Community Research and Development Information Service - CORDIS



Project ID: 304099
Funded under: FP7-PEOPLE
Country: Germany

Final Report Summary - LARGEFLOWVIS (Large Scale Flow Visualization and Analysis)

Scientific visualization, i.e. the generation of images from scientific and engineering data that aid in interpreting and understanding this data, has recently achieved an important role in the scientific process. The increasing providence of scientific computing that enables computational experiments at unprecedented fidelity using large-scale computer simulations has resulted in a deluge of data that can only be reliably made sense of using advanced scientific visualization methods.

In many scientific and engineering problems – for example the flow of air in a combustion chamber, fluid flow around embedded objects, or the study of magnetic fields of supernovae – vector field variables are used to model and describe transport. A large majority of visualization approaches devised to extract meaningful structures from vector fields are based on the study of their integral curves. Naturally understood as trajectories of massless particles, such curves are ideal tools to study transport, mixing and other similar processes. Scientific visualization of large-scale vector fields with corresponding integration-based methods that rely on the analysis of particle trajectories was not practicable with existing methods, since these were unable to make efficient use of parallel architectures such as clusters and supercomputers, leaving researchers in science and industry unable to visualize, analyze and understand the processes described by large vector field data from simulation or measurement.

This project has developed a novel methodological framework for integration-based visualization that enables visualization of vector fields arising from large-scale simulation in current scientific applications. This methodology provides algorithms that are efficient and scale well to supercomputing architectures while offering conceptual simplicity and extensibility, advancing the state of the art. In particular, the following main results are obtained from the project:

- A novel class of algorithms for the computation of integral-curves over large-scale datasets was developed, based on the work-stealing parallelization paradigm. These algorithms are well suited to a wide range of computational architectures, and provide increased flexibility over previous algorithms when used as building blocks for advanced visualization techniques.

- A framework for pre-computation, filtering, and interpolation of integral curves was obtained. Through this, integral curves of particular relevance for a specific application can be quickly and interactively identified and leveraged to provide insightful visualization.

- A novel approach to data reduction specifically aimed at visualization was devised that facilitates the visualization of integral curves in large-scale simulations on commodity hardware.

Strong impact on fundamental scientific research in an interdisciplinary setting of scientific and industrial application areas that rely on vector field visualization has been demonstrated.
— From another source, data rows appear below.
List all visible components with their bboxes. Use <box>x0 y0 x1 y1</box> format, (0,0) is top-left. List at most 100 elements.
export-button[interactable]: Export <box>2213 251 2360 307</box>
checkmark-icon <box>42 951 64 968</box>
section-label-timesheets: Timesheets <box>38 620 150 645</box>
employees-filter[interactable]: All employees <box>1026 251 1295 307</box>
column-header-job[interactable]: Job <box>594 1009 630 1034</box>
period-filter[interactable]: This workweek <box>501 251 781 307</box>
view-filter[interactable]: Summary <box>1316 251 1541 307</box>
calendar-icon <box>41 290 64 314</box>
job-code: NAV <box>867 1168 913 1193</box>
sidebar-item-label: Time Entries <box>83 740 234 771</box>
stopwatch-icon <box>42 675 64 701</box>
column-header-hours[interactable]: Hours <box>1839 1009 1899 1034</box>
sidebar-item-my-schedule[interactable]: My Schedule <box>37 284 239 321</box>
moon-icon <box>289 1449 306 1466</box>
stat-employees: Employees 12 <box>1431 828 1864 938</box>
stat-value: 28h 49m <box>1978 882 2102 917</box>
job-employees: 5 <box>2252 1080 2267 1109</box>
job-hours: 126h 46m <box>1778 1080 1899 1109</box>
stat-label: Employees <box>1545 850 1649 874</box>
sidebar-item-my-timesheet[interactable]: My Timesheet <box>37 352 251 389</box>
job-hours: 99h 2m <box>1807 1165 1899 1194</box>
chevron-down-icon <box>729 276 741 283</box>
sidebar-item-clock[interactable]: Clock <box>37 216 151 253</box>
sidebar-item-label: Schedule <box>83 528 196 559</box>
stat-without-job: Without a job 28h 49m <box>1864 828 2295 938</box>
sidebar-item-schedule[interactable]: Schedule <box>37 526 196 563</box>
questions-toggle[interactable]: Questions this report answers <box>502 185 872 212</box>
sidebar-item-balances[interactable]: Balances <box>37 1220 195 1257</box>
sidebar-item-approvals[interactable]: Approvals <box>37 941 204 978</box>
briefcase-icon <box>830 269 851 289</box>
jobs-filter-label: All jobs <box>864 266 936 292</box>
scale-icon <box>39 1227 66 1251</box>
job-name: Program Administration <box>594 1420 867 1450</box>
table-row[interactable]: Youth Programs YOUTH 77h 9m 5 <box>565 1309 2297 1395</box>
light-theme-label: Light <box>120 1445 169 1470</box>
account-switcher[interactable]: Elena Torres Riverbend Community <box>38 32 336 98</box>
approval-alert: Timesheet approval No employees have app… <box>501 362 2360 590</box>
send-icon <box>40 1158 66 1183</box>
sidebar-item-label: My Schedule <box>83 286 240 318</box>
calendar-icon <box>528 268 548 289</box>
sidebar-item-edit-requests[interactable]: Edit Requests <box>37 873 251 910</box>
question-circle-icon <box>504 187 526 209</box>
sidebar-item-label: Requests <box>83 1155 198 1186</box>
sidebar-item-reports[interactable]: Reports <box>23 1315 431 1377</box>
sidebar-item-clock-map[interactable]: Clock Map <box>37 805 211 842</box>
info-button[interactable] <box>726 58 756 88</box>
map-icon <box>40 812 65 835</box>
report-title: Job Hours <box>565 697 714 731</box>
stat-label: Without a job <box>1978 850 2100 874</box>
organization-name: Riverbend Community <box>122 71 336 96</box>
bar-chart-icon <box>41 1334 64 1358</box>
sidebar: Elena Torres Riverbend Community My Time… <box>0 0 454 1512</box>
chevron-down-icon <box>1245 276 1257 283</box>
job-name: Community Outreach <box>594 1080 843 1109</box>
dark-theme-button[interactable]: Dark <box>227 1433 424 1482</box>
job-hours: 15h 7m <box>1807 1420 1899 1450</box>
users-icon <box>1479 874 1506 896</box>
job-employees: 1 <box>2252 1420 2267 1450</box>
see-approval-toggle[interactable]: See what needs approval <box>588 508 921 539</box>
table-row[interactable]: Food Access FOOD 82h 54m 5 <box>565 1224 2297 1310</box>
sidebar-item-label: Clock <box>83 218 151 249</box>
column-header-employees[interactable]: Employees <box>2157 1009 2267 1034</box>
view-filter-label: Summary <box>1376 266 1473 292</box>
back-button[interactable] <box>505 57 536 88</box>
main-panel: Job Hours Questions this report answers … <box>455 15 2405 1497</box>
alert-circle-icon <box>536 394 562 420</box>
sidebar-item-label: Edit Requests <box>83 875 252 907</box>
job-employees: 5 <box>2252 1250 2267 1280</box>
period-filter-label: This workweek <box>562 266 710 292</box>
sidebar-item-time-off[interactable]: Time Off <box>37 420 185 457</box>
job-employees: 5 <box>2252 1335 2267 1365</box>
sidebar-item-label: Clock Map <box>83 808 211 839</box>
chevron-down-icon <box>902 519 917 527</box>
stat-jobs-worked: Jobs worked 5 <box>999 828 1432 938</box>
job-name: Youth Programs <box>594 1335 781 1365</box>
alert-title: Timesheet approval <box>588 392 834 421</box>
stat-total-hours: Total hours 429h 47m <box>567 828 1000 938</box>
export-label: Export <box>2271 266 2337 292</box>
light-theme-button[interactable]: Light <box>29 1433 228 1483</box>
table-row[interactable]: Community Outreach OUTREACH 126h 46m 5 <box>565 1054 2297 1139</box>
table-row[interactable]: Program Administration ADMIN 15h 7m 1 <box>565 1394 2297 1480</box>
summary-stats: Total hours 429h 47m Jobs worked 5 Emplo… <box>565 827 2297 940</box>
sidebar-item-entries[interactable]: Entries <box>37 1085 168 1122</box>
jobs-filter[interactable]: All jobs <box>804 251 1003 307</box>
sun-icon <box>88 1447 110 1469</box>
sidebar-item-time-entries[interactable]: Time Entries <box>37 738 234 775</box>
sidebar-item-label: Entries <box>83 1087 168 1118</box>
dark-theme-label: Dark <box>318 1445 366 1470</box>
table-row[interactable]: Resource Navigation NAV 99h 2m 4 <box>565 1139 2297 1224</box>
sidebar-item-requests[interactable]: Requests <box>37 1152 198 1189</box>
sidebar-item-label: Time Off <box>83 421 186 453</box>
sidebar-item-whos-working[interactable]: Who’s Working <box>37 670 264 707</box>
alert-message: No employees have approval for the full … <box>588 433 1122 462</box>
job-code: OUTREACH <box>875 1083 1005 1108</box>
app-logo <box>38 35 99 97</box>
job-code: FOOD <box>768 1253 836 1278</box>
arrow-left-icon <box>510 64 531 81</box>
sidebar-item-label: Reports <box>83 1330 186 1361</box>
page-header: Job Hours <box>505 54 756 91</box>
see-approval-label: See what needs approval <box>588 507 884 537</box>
Furthermore, the increased ability gained in this project to study large vector fields permits a renewed focus on fundamental vector field visualization research in the future. The developed approaches combine techniques from scientific visualization, parallel algorithms, applied mathematics, and software design. Within the project, novel visualization techniques have been developed that address specific problems in fluid flow, aerodynamics, and oceanography. In this regard, the research project and its applications include research on technologies related to timely problems such as combustion, fusion, and aerodynamics. Increased understanding of vector field processes will benefit scientific research and improvements to the “Resource Efficient Europe” flagship initiative of the Europe 2020 strategy.

The ability to conduct the project has significantly aided the fellow in building up an independent research group at the University of Kaiserslautern, where he currently holds an assistant faculty position with a tenure track option. The successful completion of this project has enabled him to integrate deeply into the research community both within and outside the University of Kaiserslautern by fostering active collaborations with other researchers from computer science and other scientific disciplines. The results obtained within the project have aided the fellow in significantly broadening and deepening his independent research profile, and strongly benefited a successful tenure evaluation and thus re-integration into the European research area.